Je lis dans ce travail de Michal Baratz Koren un message fort : ces héroïnes méconnues n’étaient en rien des femmes masculinisées, qui auraient dû renoncer à leur féminité pour parvenir à leurs fins. Elles doivent plutôt leurs succès à leur propre pouvoir, la capacité à être pleinement ce qu’elles veulent être, malgré les contradictions apparentes de ce choix. En tant que femme transsexuelle, j’y trouve une source d’inspiration et un message puissant. Aucune des parts qui nous composent ne contredit l’autre ; nous ne sommes réellement nous-mêmes que lorsque nous le sommes intégralement.

TROIS QUESTIONS à l’artiste

Sarah Rozenblum Vous représentez des femmes parfois reléguées aux marges du récit biblique. Vous dites préférer Déborah, Bathseva, Delilah à Sarah, Rachel ou Leah. Vos photographies révèlent leurs hésitations et leurs vulnérabilités. La Torah s’attarde peu sur leur complexité psychologique. Votre art relaye-t-il un message féministe ?

Michal Barate Koren Dans le cadre de ce projet, j’ai décidé de ne pas formuler de message explicitement féministe, (que je définis comme un mouvement politique et social). Il s’agissait plutôt de mettre en valeur des femmes négligées par la Tradition, qui incarnent à mes yeux une forme subtile de pouvoir. Présenter simplement mes sujets permet de montrer leur potentiel émancipateur, qui va bien au-delà des canons de la féminité. J’ai tenté de restituer leur complexité à partir de sources lacunaires ; d’en saisir l’essence entre des lignes éparses et les descriptions superficielles que nous livre le texte. Il m’importait de les mettre en scène sans subir l’influence de la Bible ni m’en remettre à un médiateur textuel, qui reflète souvent le point de vue d’un auteur masculin.

SR Vous enviez l’art chrétien, qui ménage une large place aux représentations de Dieu. Vous affectionnez les maîtres de la Renaissance. En quoi cela vous inspire-t-il ?
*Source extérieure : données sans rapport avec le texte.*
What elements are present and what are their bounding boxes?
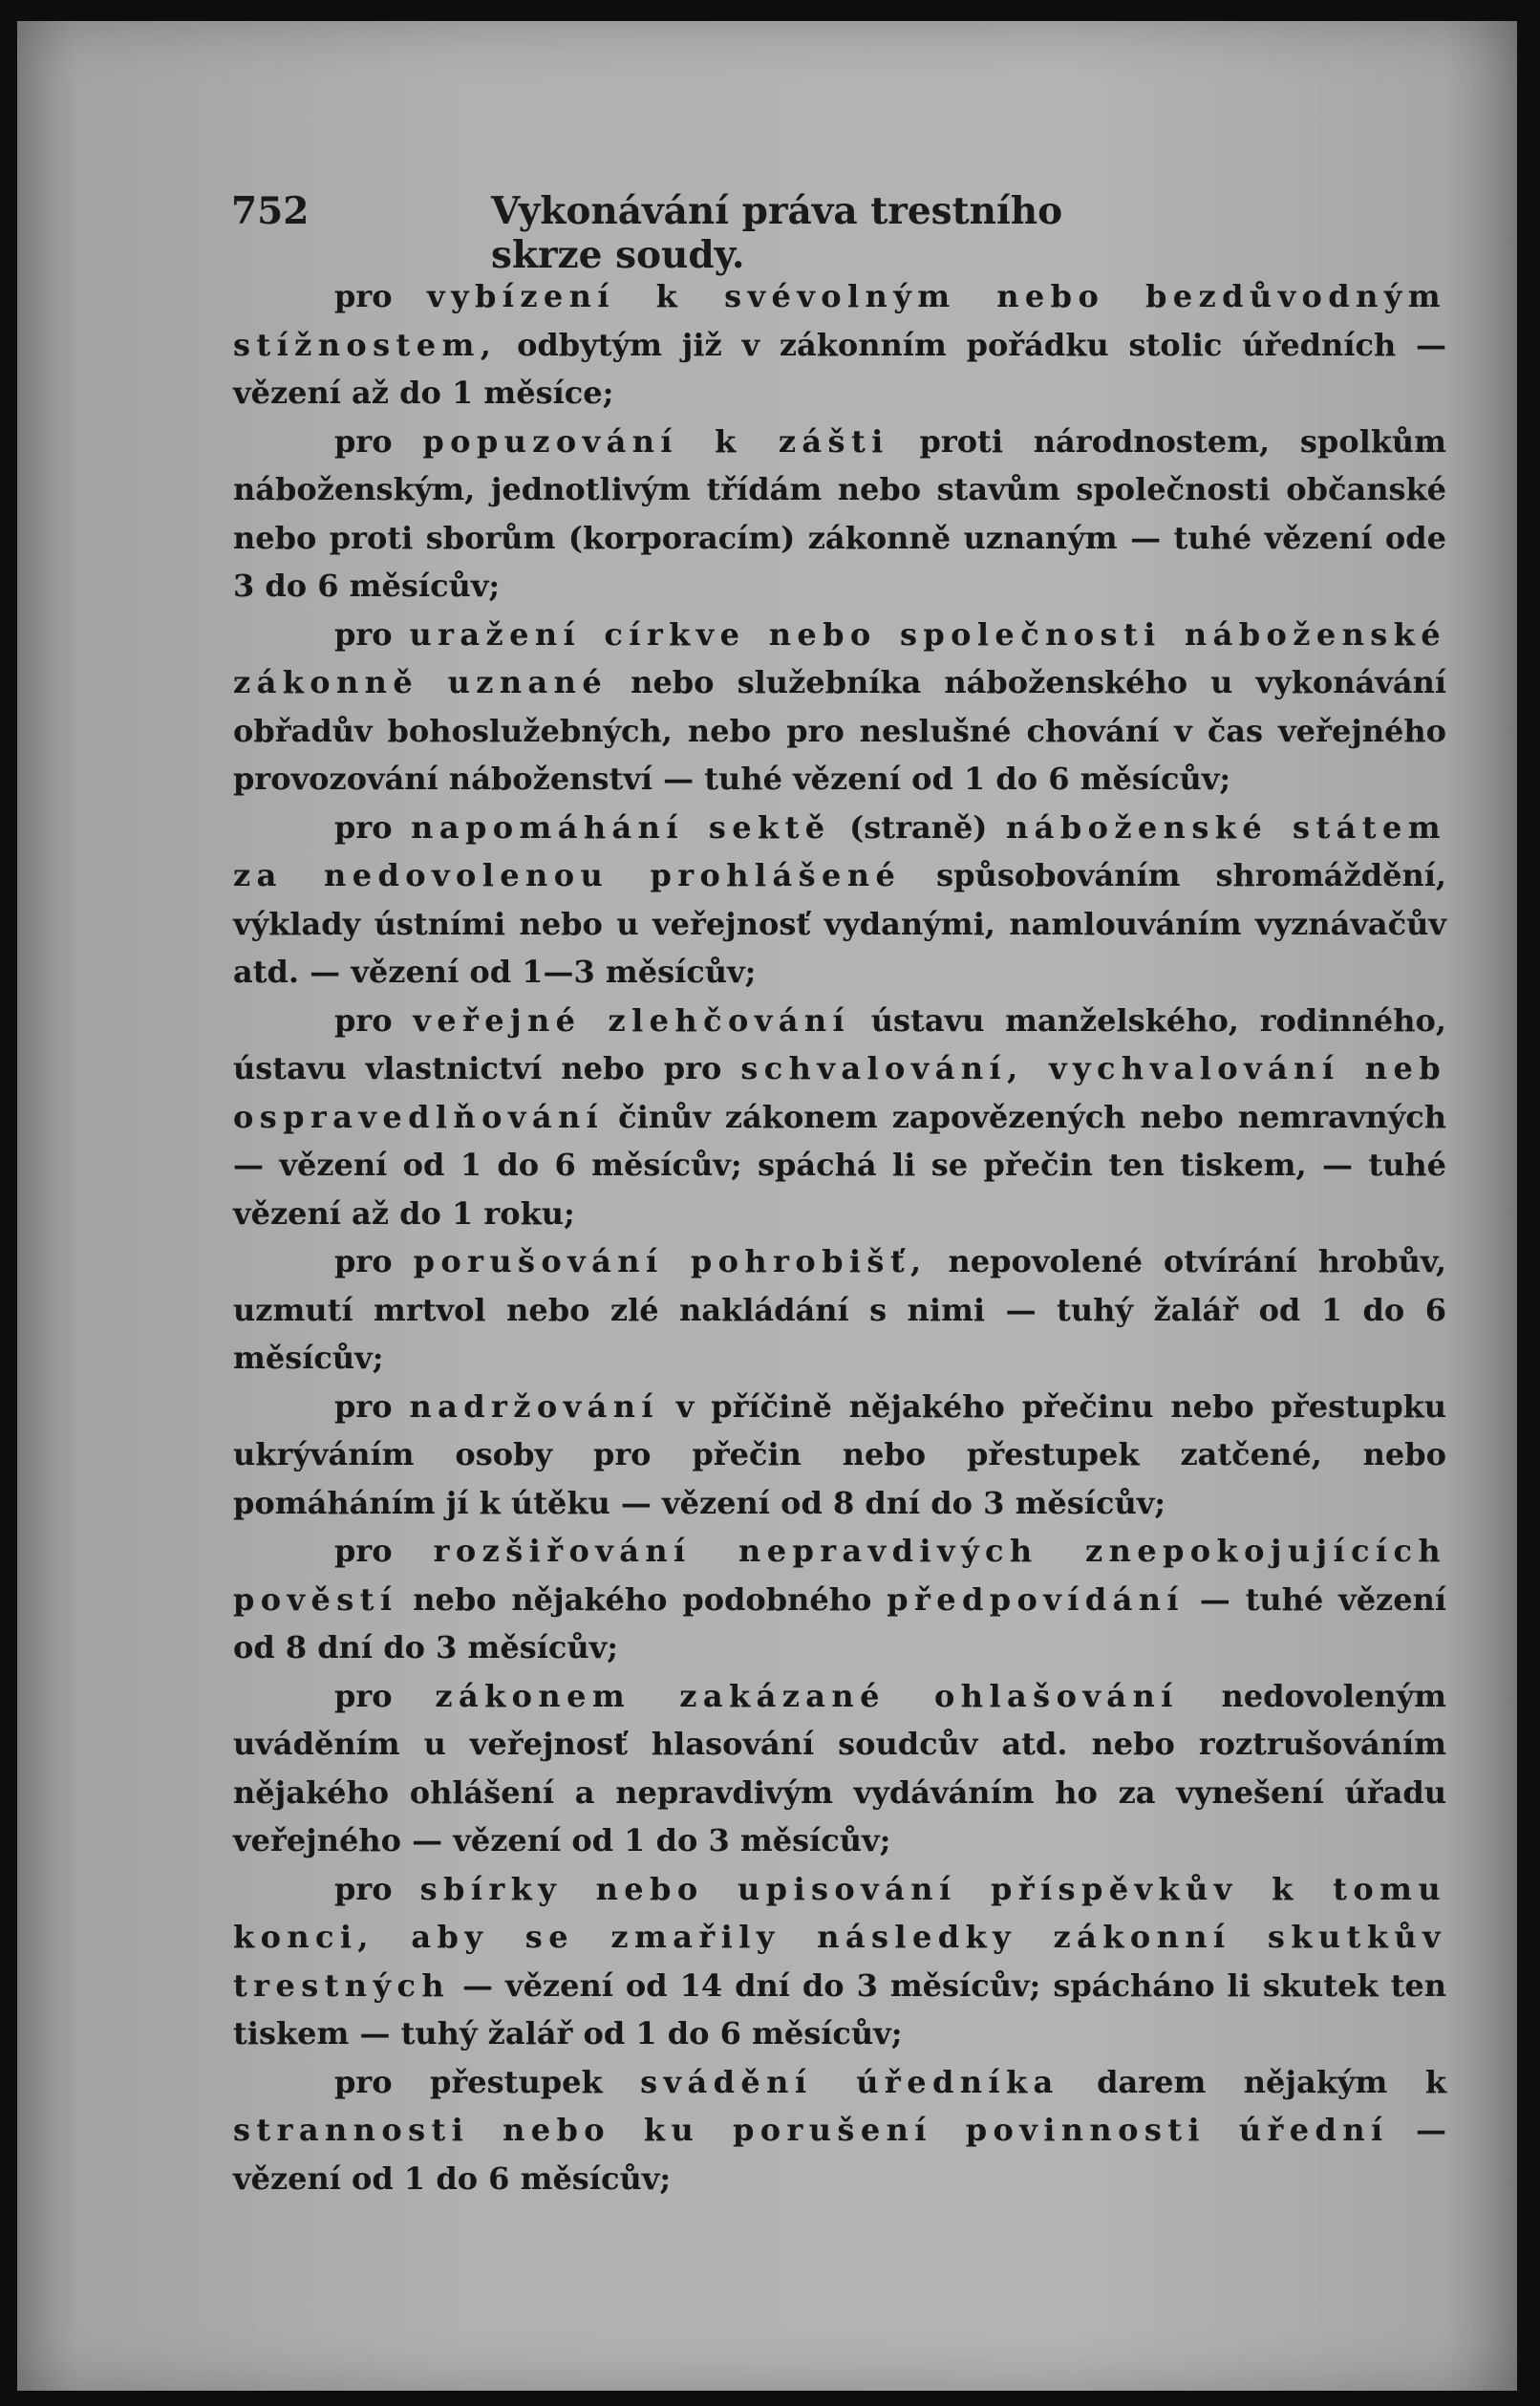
- paragraph: [233, 272, 1446, 418]
- text-run: — vězení od 1 do 6 měsícův;: [233, 2112, 1447, 2197]
- spaced-emphasis: zákonem zakázané ohlašování: [435, 1677, 1179, 1714]
- text-run: — vězení od 14 dní do 3 měsícův; spácháno li skutek ten tiskem — tuhý žalář od 1 do 6 měsícův;: [233, 1966, 1446, 2052]
- paragraph: [233, 611, 1446, 804]
- text-run: pro přestupek: [334, 2063, 641, 2100]
- spaced-emphasis: napomáhání sektě: [411, 808, 831, 846]
- paragraph: [233, 1865, 1446, 2058]
- text-run: pro: [334, 1533, 434, 1569]
- text-run: pro: [334, 615, 410, 653]
- running-header: [216, 189, 1181, 277]
- page-body: [233, 272, 1446, 2202]
- paragraph: [233, 997, 1446, 1238]
- spaced-emphasis: svádění úředníka: [640, 2063, 1059, 2100]
- spaced-emphasis: strannosti nebo ku porušení povinnosti úřední: [233, 2112, 1389, 2148]
- text-run: ústavu manželského, rodinného, ústavu vlastnictví nebo pro: [233, 1001, 1446, 1086]
- page-number: 752: [231, 189, 310, 233]
- text-run: — tuhé vězení od 8 dní do 3 měsícův;: [233, 1580, 1447, 1665]
- paragraph: [233, 1672, 1446, 1865]
- text-run: nedovoleným uváděním u veřejnosť hlasování soudcův atd. nebo roztrušováním nějakého ohlášení a nepravdivým vydáváním ho za vynešení úřadu veřejného — vězení od 1 do 3 měsícův;: [233, 1677, 1446, 1858]
- spaced-emphasis: veřejné zlehčování: [413, 1001, 851, 1039]
- text-run: pro: [334, 1677, 436, 1714]
- book-page: [17, 21, 1517, 2391]
- text-run: pro: [334, 1870, 420, 1907]
- text-run: odbytým již v zákonním pořádku stolic úředních — vězení až do 1 měsíce;: [233, 326, 1446, 411]
- text-run: darem nějakým k: [1059, 2063, 1446, 2100]
- spaced-emphasis: rozšiřování nepravdivých znepokojujících pověstí: [233, 1533, 1447, 1618]
- text-run: nebo nějakého podobného: [397, 1580, 888, 1618]
- running-title: Vykonávání práva trestního skrze soudy.: [491, 189, 1063, 277]
- text-run: pro: [334, 422, 423, 460]
- text-run: spůsobováním shromáždění, výklady ústními nebo u veřejnosť vydanými, namlouváním vyznávačův atd. — vězení od 1—3 měsícův;: [233, 857, 1447, 990]
- spaced-emphasis: předpovídání: [887, 1580, 1185, 1618]
- paragraph: [233, 1527, 1446, 1672]
- spaced-emphasis: náboženské státem za nedovolenou prohlášené: [233, 808, 1446, 893]
- spaced-emphasis: popuzování k zášti: [422, 422, 889, 460]
- text-run: pro: [334, 1001, 414, 1039]
- text-run: (straně): [830, 808, 1007, 846]
- text-run: pro: [334, 808, 412, 846]
- spaced-emphasis: sbírky nebo upisování příspěvkův k tomu konci, aby se zmařily následky zákonní skutkův trestných: [233, 1870, 1447, 2004]
- spaced-emphasis: uražení církve nebo společnosti náboženské zákonně uznané: [233, 615, 1446, 700]
- paragraph: [233, 418, 1446, 611]
- spaced-emphasis: nadržování: [409, 1387, 659, 1425]
- text-run: nepovolené otvírání hrobův, uzmutí mrtvol nebo zlé nakládání s nimi — tuhý žalář od 1 do 6 měsícův;: [233, 1243, 1447, 1376]
- spaced-emphasis: schvalování, vychvalování neb ospravedlňování: [233, 1050, 1446, 1135]
- text-run: v příčině nějakého přečinu nebo přestupku ukrýváním osoby pro přečin nebo přestupek zatčené, nebo pomáháním jí k útěku — vězení od 8 dní do 3 měsícův;: [233, 1387, 1446, 1521]
- text-run: činův zákonem zapovězených nebo nemravných — vězení od 1 do 6 měsícův; spáchá li se přečin ten tiskem, — tuhé vězení až do 1 roku;: [233, 1098, 1446, 1232]
- spaced-emphasis: vybízení k svévolným nebo bezdůvodným stížnostem,: [233, 278, 1446, 363]
- text-run: proti národnostem, spolkům náboženským, jednotlivým třídám nebo stavům společnosti občanské nebo proti sborům (korporacím) zákonně uznaným — tuhé vězení ode 3 do 6 měsícův;: [233, 422, 1447, 604]
- text-run: pro: [334, 278, 427, 314]
- text-run: nebo služebníka náboženského u vykonávání obřadův bohoslužebných, nebo pro neslušné chování v čas veřejného provozování náboženství — tuhé vězení od 1 do 6 měsícův;: [233, 664, 1446, 797]
- paragraph: [233, 2058, 1446, 2203]
- paragraph: [233, 1383, 1446, 1528]
- text-run: pro: [334, 1387, 410, 1425]
- spaced-emphasis: porušování pohrobišť,: [413, 1243, 928, 1279]
- paragraph: [233, 1237, 1446, 1383]
- paragraph: [233, 804, 1446, 997]
- text-run: pro: [334, 1243, 414, 1279]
MBK Mon attrait pour l’art de la Renaissance est avant tout formel. J’aime la manière dont les peintres de la Renaissance représentent les scènes bibliques. Le contenu de leurs toiles m’intéresse peu. Leur maîtrise des jeux de lumière, leurs compositions picturales sont d’une fluidité et d’une complexité fascinantes.
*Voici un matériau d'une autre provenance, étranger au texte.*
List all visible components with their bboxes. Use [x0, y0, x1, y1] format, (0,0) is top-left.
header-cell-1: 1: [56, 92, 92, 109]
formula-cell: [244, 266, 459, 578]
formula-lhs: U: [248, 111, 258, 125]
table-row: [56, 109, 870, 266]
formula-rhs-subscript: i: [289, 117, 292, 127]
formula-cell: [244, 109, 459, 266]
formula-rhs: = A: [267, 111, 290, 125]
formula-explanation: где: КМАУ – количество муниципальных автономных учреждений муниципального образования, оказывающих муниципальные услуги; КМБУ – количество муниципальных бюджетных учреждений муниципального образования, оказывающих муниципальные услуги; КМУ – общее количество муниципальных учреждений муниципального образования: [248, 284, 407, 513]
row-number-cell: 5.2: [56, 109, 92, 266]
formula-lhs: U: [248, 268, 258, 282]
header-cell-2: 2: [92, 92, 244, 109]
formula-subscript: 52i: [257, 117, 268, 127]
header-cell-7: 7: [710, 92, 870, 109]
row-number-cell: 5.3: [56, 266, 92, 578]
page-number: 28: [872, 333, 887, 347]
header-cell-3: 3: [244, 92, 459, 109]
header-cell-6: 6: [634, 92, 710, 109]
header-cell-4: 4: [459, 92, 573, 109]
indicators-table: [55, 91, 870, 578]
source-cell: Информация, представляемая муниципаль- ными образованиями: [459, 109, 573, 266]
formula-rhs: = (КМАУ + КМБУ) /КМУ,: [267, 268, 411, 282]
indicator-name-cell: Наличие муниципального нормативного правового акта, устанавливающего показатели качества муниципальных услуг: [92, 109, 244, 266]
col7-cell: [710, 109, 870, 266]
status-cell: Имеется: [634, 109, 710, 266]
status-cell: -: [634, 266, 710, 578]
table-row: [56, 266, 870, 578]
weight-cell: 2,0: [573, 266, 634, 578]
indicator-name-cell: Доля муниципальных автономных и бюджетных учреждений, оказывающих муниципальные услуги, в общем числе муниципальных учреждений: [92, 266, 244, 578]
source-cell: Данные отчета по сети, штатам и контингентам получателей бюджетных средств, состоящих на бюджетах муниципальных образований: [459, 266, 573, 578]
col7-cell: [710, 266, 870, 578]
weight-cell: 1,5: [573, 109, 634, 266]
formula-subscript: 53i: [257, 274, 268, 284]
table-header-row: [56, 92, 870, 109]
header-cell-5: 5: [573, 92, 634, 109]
SR Vous faites appel aux membres de votre famille pour poser face à votre objectif. Certains d’entre eux sont originaires d’Europe de l’Est et ont vécu guerre, exil et déportation. Vos photographies sont-elles une reconstitution de votre histoire familiale ou une réinterprétation d’épisodes bibliques ?

MBK En effet, mes sujets sont souvent des proches. Je n’ai, en revanche, pas souhaité prêter à mes sujets des traits qu’ils n’avaient pas. Ils sont le produit du destin juif et chacun d’entre eux est le dépositaire d’une histoire intéressante. La série photographique Myriam’s well (« Le puit de Myriam ») n’aborde pas mon histoire familiale. Elle est cantonnée aux femmes de la Bible, que je mets en scène selon une interprétation toute personnelle. Mes photographies sont complexes et leur réalisation nécessite une longue préparation. Ma famille et mes amis se montrent toujours très disponibles. Je recherche des sujets expressifs, dont les traits expriment des personnalités affirmées.